Listing 5: Simplified summary of training code used with the training and test loaders from Listing 4.

# testloader and trainloader from Listing 5
cuda=True
N_class = 10
resolution = [3, 32, 32]
dropout = False

start_epoch = 0
epochs = 250

normalization = 'bn'
dropout = False
model = models.WideResNet(N_class, resolution, channels=16, normalization=normalization, dropout=dropout)

if cuda:
    model = model.cuda()
print(model)

lr = 0.05
momentum = 0.9
weight_decay = 0.0005
optimizer = torch.optim.SGD(model.parameters(), lr=lr, momentum=momentum, nesterov=True, weight_decay=weight_decay)

milestones = [2 * epochs // 5, 3 *epochs // 5, 4 *epochs // 5]
lr_factor = 0.1
batches_per_epoch = len(trainloader)
scheduler = common.train.get_multi_step_scheduler(optimizer, batches_per_epoch=batches_per_epoch, milestones=milestones, gamma=lr_factor)
# training class providing the .step function for training and testing one epoch
trainer = common.train.NormalTraining(model, trainloader, testloader, optimizer, scheduler, cuda=args.cuda)
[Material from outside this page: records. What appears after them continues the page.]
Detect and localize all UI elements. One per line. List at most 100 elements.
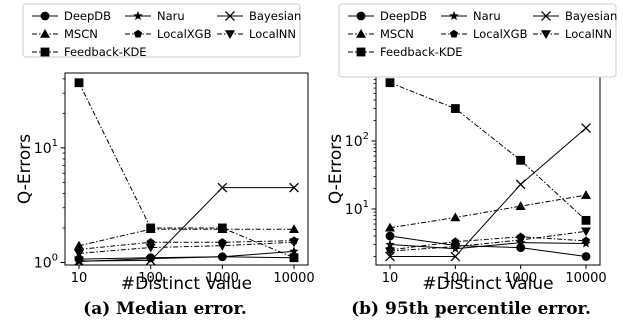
panel-caption: (a) Median error. xyxy=(83,299,247,319)
data-point-mscn xyxy=(289,224,299,234)
data-point-feedback-kde xyxy=(516,155,526,165)
panel-caption: (b) 95th percentile error. xyxy=(351,299,591,319)
chart-panel-median: 10 100 1000 10000 100 101 #Distinct Value Q-Err… xyxy=(15,3,315,319)
legend-marker xyxy=(225,11,235,21)
data-point-mscn xyxy=(450,212,461,222)
data-point-localnn xyxy=(515,236,526,245)
series-bayesian xyxy=(74,182,299,266)
series-line-feedback-kde xyxy=(78,82,295,259)
x-tick-label: 10 xyxy=(71,271,88,286)
series-line-localnn xyxy=(389,230,587,252)
legend-marker xyxy=(356,29,366,38)
data-point-bayesian xyxy=(217,182,228,193)
legend-marker xyxy=(356,47,366,57)
legend-marker xyxy=(356,11,366,21)
data-point-deepdb xyxy=(581,252,591,261)
legend-item-feedback-kde: Feedback-KDE xyxy=(32,45,147,59)
series-line-bayesian xyxy=(78,187,294,262)
series-line-deepdb xyxy=(389,235,587,258)
data-point-naru xyxy=(217,251,228,261)
legend-label: Bayesian xyxy=(565,9,617,23)
series-line-feedback-kde xyxy=(389,82,587,221)
legend-label: Bayesian xyxy=(249,9,301,23)
series-feedback-kde xyxy=(74,78,299,263)
series-localnn xyxy=(385,227,591,257)
data-point-bayesian xyxy=(385,251,395,262)
legend-item-mscn: MSCN xyxy=(348,27,414,41)
data-point-feedback-kde xyxy=(289,253,299,263)
x-tick-label: 10000 xyxy=(565,271,606,286)
legend-label: LocalNN xyxy=(565,27,612,41)
data-point-localnn xyxy=(581,227,591,237)
legend-marker xyxy=(225,30,235,39)
plot-area xyxy=(64,72,309,266)
legend-marker xyxy=(541,30,551,39)
data-point-feedback-kde xyxy=(581,215,591,225)
x-tick-label: 1000 xyxy=(206,271,239,286)
x-axis-label: #Distinct Value xyxy=(121,274,252,294)
legend-label: MSCN xyxy=(64,27,98,41)
legend-label: DeepDB xyxy=(64,9,111,23)
data-point-deepdb xyxy=(385,231,395,241)
y-tick-label: 101 xyxy=(345,199,369,218)
data-point-naru xyxy=(385,239,395,249)
data-point-naru xyxy=(289,246,299,256)
legend-item-localxgb: LocalXGB xyxy=(125,27,212,41)
series-line-localxgb xyxy=(78,240,295,250)
data-point-bayesian xyxy=(450,251,461,262)
legend-marker xyxy=(541,11,551,21)
data-point-bayesian xyxy=(145,255,156,266)
x-tick-label: 1000 xyxy=(504,271,537,286)
legend-label: LocalXGB xyxy=(473,27,528,41)
series-line-localnn xyxy=(78,241,295,254)
data-point-feedback-kde xyxy=(217,223,227,233)
legend-marker xyxy=(133,11,143,21)
data-point-localnn xyxy=(385,247,395,257)
series-feedback-kde xyxy=(385,78,591,225)
legend-label: MSCN xyxy=(380,27,414,41)
legend-marker xyxy=(133,29,143,38)
data-point-feedback-kde xyxy=(74,78,84,88)
legend-marker xyxy=(449,11,459,21)
legend-item-localnn: LocalNN xyxy=(533,27,612,41)
series-line-localxgb xyxy=(389,236,587,251)
data-point-naru xyxy=(145,253,156,263)
legend-item-feedback-kde: Feedback-KDE xyxy=(348,45,463,59)
data-point-localnn xyxy=(289,238,299,248)
legend-item-bayesian: Bayesian xyxy=(217,9,301,23)
legend-item-deepdb: DeepDB xyxy=(32,9,111,23)
x-tick-label: 100 xyxy=(443,271,468,286)
data-point-mscn xyxy=(385,222,395,232)
legend-item-bayesian: Bayesian xyxy=(533,9,617,23)
series-line-mscn xyxy=(78,228,294,247)
data-point-localnn xyxy=(74,249,84,259)
x-axis-label: #Distinct Value xyxy=(422,274,553,294)
legend-item-localxgb: LocalXGB xyxy=(441,27,528,41)
series-mscn xyxy=(385,190,591,232)
y-axis-label: Q-Errors xyxy=(15,134,35,204)
data-point-mscn xyxy=(581,190,591,199)
legend-label: DeepDB xyxy=(380,9,427,23)
chart-panel-p95: 10 100 1000 10000 101 102 #Distinct Value Q-Err… xyxy=(326,3,617,319)
legend-marker xyxy=(40,29,50,38)
y-axis-label: Q-Errors xyxy=(326,134,346,204)
data-point-bayesian xyxy=(289,182,299,193)
legend: DeepDB Naru Bayesian MSCN LocalXGB LocalNN Fee… xyxy=(338,3,617,78)
series-line-naru xyxy=(389,242,587,250)
legend-marker xyxy=(40,47,50,57)
legend-label: Feedback-KDE xyxy=(380,45,463,59)
legend-marker xyxy=(40,11,50,21)
legend-item-naru: Naru xyxy=(441,9,501,23)
series-line-bayesian xyxy=(390,127,587,258)
legend-item-localnn: LocalNN xyxy=(217,27,296,41)
legend-frame xyxy=(338,3,617,78)
plot-area xyxy=(375,72,601,266)
data-point-feedback-kde xyxy=(385,78,395,88)
data-point-feedback-kde xyxy=(450,104,460,113)
data-point-bayesian xyxy=(581,123,591,133)
data-point-localxgb xyxy=(581,236,591,245)
x-tick-label: 100 xyxy=(138,271,163,286)
x-tick-label: 10 xyxy=(382,271,399,286)
series-line-naru xyxy=(78,250,295,262)
legend-item-mscn: MSCN xyxy=(32,27,98,41)
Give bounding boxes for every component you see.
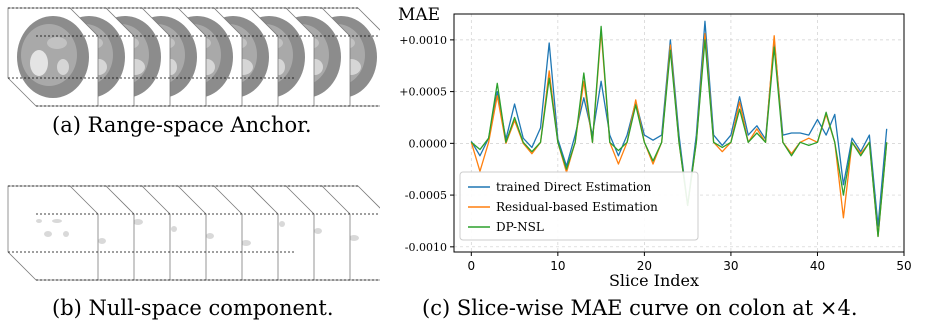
- null-space-component-figure: [7, 185, 380, 281]
- y-tick-label: -0.0010: [405, 241, 447, 254]
- null-space-speck: [279, 221, 285, 227]
- null-space-slice-stack: [7, 185, 380, 281]
- ct-slice-organ: [47, 37, 67, 49]
- ct-slice-tissue: [21, 24, 77, 86]
- chart-axes-frame: [453, 13, 905, 253]
- null-space-speck: [98, 238, 106, 244]
- null-space-speck: [241, 240, 251, 246]
- y-tick-label: +0.0005: [399, 86, 447, 99]
- anchor-slice-stack: [7, 7, 380, 107]
- y-tick-label: 0.0000: [409, 137, 448, 150]
- null-space-speck: [206, 233, 214, 239]
- legend-box: [459, 171, 699, 241]
- x-tick-label: 40: [810, 259, 825, 273]
- null-space-speck: [171, 226, 177, 232]
- x-tick-label: 50: [896, 259, 911, 273]
- mae-line-chart: 0 10 20 30 40 50 +0.0010 +0.0005 0.0000 -0.0005 -0…: [398, 5, 912, 290]
- x-axis-label: Slice Index: [609, 271, 699, 290]
- null-space-speck: [63, 231, 69, 237]
- series-line-3: [470, 25, 888, 238]
- legend-label: DP-NSL: [496, 220, 544, 234]
- legend-label: trained Direct Estimation: [496, 180, 652, 194]
- null-space-speck: [314, 228, 322, 234]
- caption-range-space-anchor: (a) Range-space Anchor.: [52, 113, 312, 137]
- y-axis-label: MAE: [398, 5, 440, 25]
- ct-slice-organ: [57, 59, 69, 75]
- null-space-speck: [44, 231, 52, 237]
- chart-ticks: 0 10 20 30 40 50 +0.0010 +0.0005 0.0000 -0.0005 -0…: [399, 34, 911, 273]
- null-space-speck: [52, 219, 62, 223]
- x-tick-label: 30: [723, 259, 738, 273]
- range-space-anchor-figure: [7, 7, 380, 107]
- legend-label: Residual-based Estimation: [496, 200, 658, 214]
- y-tick-label: -0.0005: [405, 189, 447, 202]
- y-tick-label: +0.0010: [399, 34, 447, 47]
- caption-null-space-component: (b) Null-space component.: [52, 296, 334, 320]
- x-tick-label: 20: [637, 259, 652, 273]
- null-space-speck: [36, 219, 42, 223]
- null-space-speck: [349, 235, 359, 241]
- chart-series: [470, 20, 888, 238]
- slice-frame: [7, 185, 99, 281]
- chart-legend: trained Direct Estimation Residual-based …: [459, 171, 699, 241]
- ct-slice-organ: [30, 50, 48, 76]
- null-space-speck: [133, 219, 143, 225]
- x-tick-label: 10: [550, 259, 565, 273]
- caption-mae-curve: (c) Slice-wise MAE curve on colon at ×4.: [422, 296, 858, 320]
- x-tick-label: 0: [467, 259, 475, 273]
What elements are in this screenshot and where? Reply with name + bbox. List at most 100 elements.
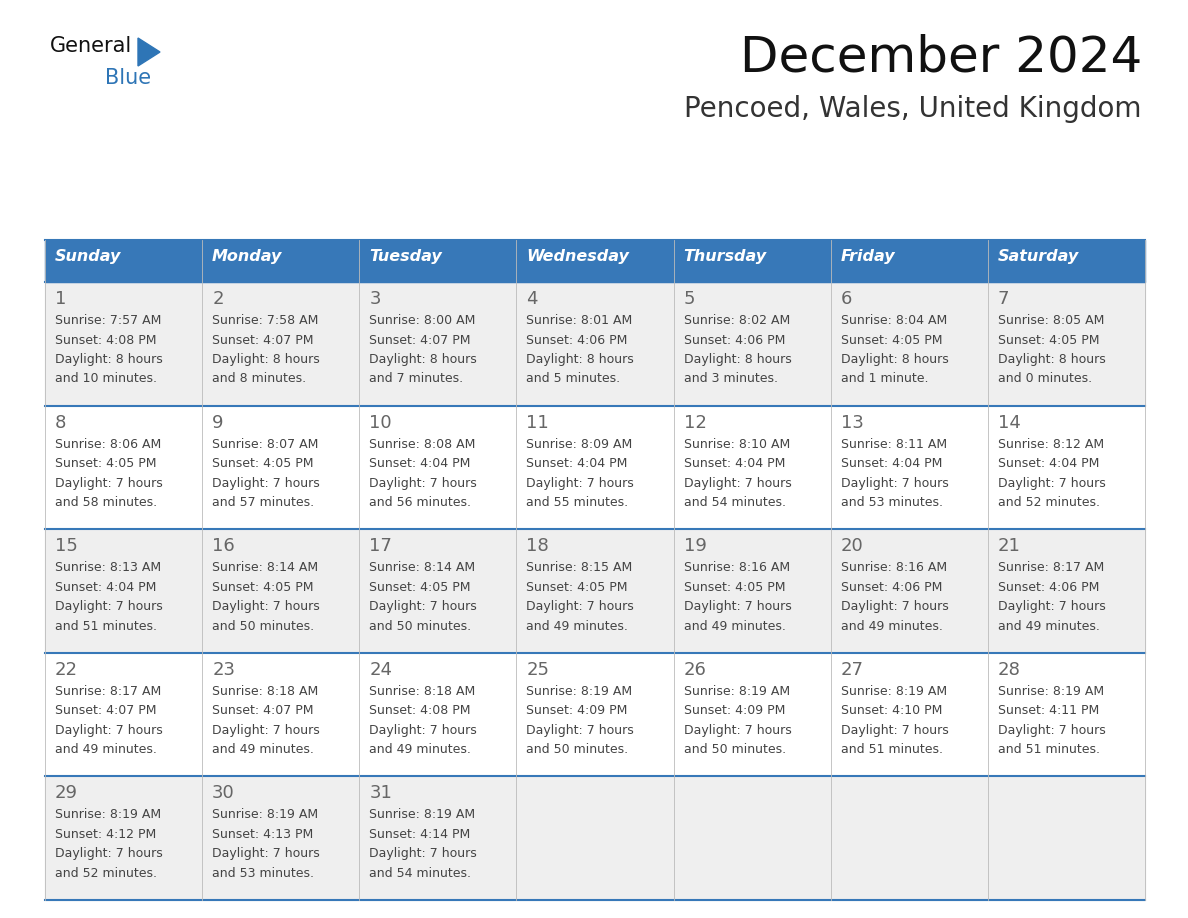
- Text: 23: 23: [213, 661, 235, 678]
- Text: and 50 minutes.: and 50 minutes.: [369, 620, 472, 633]
- Text: Sunrise: 8:10 AM: Sunrise: 8:10 AM: [683, 438, 790, 451]
- Text: Sunrise: 8:01 AM: Sunrise: 8:01 AM: [526, 314, 633, 327]
- Bar: [359, 282, 517, 406]
- Text: 31: 31: [369, 784, 392, 802]
- Text: Sunset: 4:06 PM: Sunset: 4:06 PM: [526, 333, 627, 346]
- Text: Sunset: 4:05 PM: Sunset: 4:05 PM: [55, 457, 157, 470]
- Text: Sunset: 4:04 PM: Sunset: 4:04 PM: [55, 581, 157, 594]
- Text: 2: 2: [213, 290, 223, 308]
- Text: and 57 minutes.: and 57 minutes.: [213, 496, 315, 509]
- Text: Sunrise: 8:19 AM: Sunrise: 8:19 AM: [213, 809, 318, 822]
- Bar: [202, 406, 359, 529]
- Text: Sunset: 4:04 PM: Sunset: 4:04 PM: [841, 457, 942, 470]
- Text: Sunset: 4:08 PM: Sunset: 4:08 PM: [369, 704, 470, 717]
- Text: Sunset: 4:14 PM: Sunset: 4:14 PM: [369, 828, 470, 841]
- Bar: [202, 282, 359, 406]
- Text: Sunset: 4:08 PM: Sunset: 4:08 PM: [55, 333, 157, 346]
- Bar: [45, 653, 202, 777]
- Text: Sunrise: 8:14 AM: Sunrise: 8:14 AM: [213, 561, 318, 574]
- Text: Daylight: 7 hours: Daylight: 7 hours: [683, 723, 791, 737]
- Text: Daylight: 7 hours: Daylight: 7 hours: [55, 476, 163, 489]
- Bar: [988, 529, 1145, 653]
- Text: 30: 30: [213, 784, 235, 802]
- Text: Daylight: 7 hours: Daylight: 7 hours: [55, 723, 163, 737]
- Text: Sunset: 4:05 PM: Sunset: 4:05 PM: [526, 581, 628, 594]
- Text: 5: 5: [683, 290, 695, 308]
- Text: and 49 minutes.: and 49 minutes.: [369, 744, 472, 756]
- Text: Daylight: 7 hours: Daylight: 7 hours: [213, 476, 320, 489]
- Text: 29: 29: [55, 784, 78, 802]
- Bar: [830, 240, 988, 282]
- Text: Daylight: 7 hours: Daylight: 7 hours: [213, 847, 320, 860]
- Text: Daylight: 8 hours: Daylight: 8 hours: [213, 353, 320, 366]
- Text: Sunrise: 8:18 AM: Sunrise: 8:18 AM: [213, 685, 318, 698]
- Text: and 50 minutes.: and 50 minutes.: [213, 620, 315, 633]
- Text: Sunset: 4:06 PM: Sunset: 4:06 PM: [998, 581, 1099, 594]
- Bar: [674, 653, 830, 777]
- Text: 18: 18: [526, 537, 549, 555]
- Text: Sunset: 4:04 PM: Sunset: 4:04 PM: [369, 457, 470, 470]
- Text: and 3 minutes.: and 3 minutes.: [683, 373, 778, 386]
- Text: Sunrise: 8:17 AM: Sunrise: 8:17 AM: [55, 685, 162, 698]
- Text: December 2024: December 2024: [740, 33, 1142, 81]
- Text: Friday: Friday: [841, 249, 896, 263]
- Bar: [359, 529, 517, 653]
- Text: and 50 minutes.: and 50 minutes.: [526, 744, 628, 756]
- Text: and 7 minutes.: and 7 minutes.: [369, 373, 463, 386]
- Text: 9: 9: [213, 414, 223, 431]
- Bar: [674, 240, 830, 282]
- Text: Sunset: 4:07 PM: Sunset: 4:07 PM: [369, 333, 470, 346]
- Bar: [202, 529, 359, 653]
- Bar: [830, 777, 988, 900]
- Text: and 52 minutes.: and 52 minutes.: [998, 496, 1100, 509]
- Text: Sunrise: 8:13 AM: Sunrise: 8:13 AM: [55, 561, 162, 574]
- Text: Sunrise: 8:06 AM: Sunrise: 8:06 AM: [55, 438, 162, 451]
- Text: Sunrise: 8:04 AM: Sunrise: 8:04 AM: [841, 314, 947, 327]
- Text: Daylight: 7 hours: Daylight: 7 hours: [526, 476, 634, 489]
- Text: and 54 minutes.: and 54 minutes.: [683, 496, 785, 509]
- Text: and 8 minutes.: and 8 minutes.: [213, 373, 307, 386]
- Text: Sunset: 4:13 PM: Sunset: 4:13 PM: [213, 828, 314, 841]
- Text: Daylight: 7 hours: Daylight: 7 hours: [998, 600, 1106, 613]
- Text: Sunrise: 8:19 AM: Sunrise: 8:19 AM: [841, 685, 947, 698]
- Text: Daylight: 7 hours: Daylight: 7 hours: [526, 600, 634, 613]
- Bar: [830, 529, 988, 653]
- Text: 7: 7: [998, 290, 1010, 308]
- Bar: [988, 406, 1145, 529]
- Text: and 51 minutes.: and 51 minutes.: [998, 744, 1100, 756]
- Text: Sunset: 4:11 PM: Sunset: 4:11 PM: [998, 704, 1099, 717]
- Text: and 55 minutes.: and 55 minutes.: [526, 496, 628, 509]
- Bar: [988, 282, 1145, 406]
- Text: Sunrise: 8:12 AM: Sunrise: 8:12 AM: [998, 438, 1104, 451]
- Text: Sunrise: 8:05 AM: Sunrise: 8:05 AM: [998, 314, 1104, 327]
- Text: and 5 minutes.: and 5 minutes.: [526, 373, 620, 386]
- Bar: [988, 240, 1145, 282]
- Text: Daylight: 7 hours: Daylight: 7 hours: [55, 847, 163, 860]
- Text: 26: 26: [683, 661, 707, 678]
- Text: 3: 3: [369, 290, 381, 308]
- Text: Daylight: 8 hours: Daylight: 8 hours: [526, 353, 634, 366]
- Text: Sunset: 4:07 PM: Sunset: 4:07 PM: [213, 704, 314, 717]
- Bar: [830, 653, 988, 777]
- Text: 4: 4: [526, 290, 538, 308]
- Text: and 58 minutes.: and 58 minutes.: [55, 496, 157, 509]
- Text: Sunset: 4:12 PM: Sunset: 4:12 PM: [55, 828, 157, 841]
- Text: and 1 minute.: and 1 minute.: [841, 373, 928, 386]
- Text: and 49 minutes.: and 49 minutes.: [998, 620, 1100, 633]
- Bar: [45, 529, 202, 653]
- Text: Sunrise: 8:16 AM: Sunrise: 8:16 AM: [683, 561, 790, 574]
- Text: Daylight: 7 hours: Daylight: 7 hours: [369, 723, 478, 737]
- Text: 27: 27: [841, 661, 864, 678]
- Bar: [359, 240, 517, 282]
- Bar: [674, 529, 830, 653]
- Text: Sunset: 4:05 PM: Sunset: 4:05 PM: [213, 581, 314, 594]
- Text: and 50 minutes.: and 50 minutes.: [683, 744, 785, 756]
- Text: General: General: [50, 36, 132, 56]
- Text: Sunrise: 8:17 AM: Sunrise: 8:17 AM: [998, 561, 1104, 574]
- Bar: [202, 777, 359, 900]
- Text: 21: 21: [998, 537, 1020, 555]
- Text: 22: 22: [55, 661, 78, 678]
- Bar: [988, 653, 1145, 777]
- Text: Sunset: 4:06 PM: Sunset: 4:06 PM: [841, 581, 942, 594]
- Text: 15: 15: [55, 537, 78, 555]
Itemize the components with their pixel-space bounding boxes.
for epoch in range(start_epoch, epochs):
    trainer.step(epoch)

model.eval()
# simple testing routine
error = common.test.test(model, testloader, cuda=cuda)
log('error: %g' % error)

Results

Table 1: Test error on CIFAR-10 using AutoAugment and CutOut for various architectures.

ArchitectureTest Error $\downarrow$
WRN-28-102.56%
ResNet-503.13%
SimpleNet3.85%

Table 1 shows results using a WRN-28-10, a ResNet-50 and SimpleNet, all trained with BN and the setup described in Listings 4 and 5. From my experiments, training is quite stable to small changes in data augmentation and/or hyper-parameters.

Conclusion

In this article, I outlined how AutoAugment and CutOut works and how to use these data augmentation techniques to get 2.56% test error on CIFAR-10. While this is, according to Papers with Code, not exactly state-of-the-art, it provides a strong baseline commonly used across the computer vision and machine learning literature. For example, the best performing method on the benchmark is EffNet (SAM) [] (as of Oct 2020) which reports between 2.3 and 2.6% depending on data augmentation for an equivalent WRN-28-10 model. Nevertheless, the provided code is simple and consise and the setup works with various different architectures.

In the following articles of this series, this training setup will serve as a baseline for training adversarially robust models.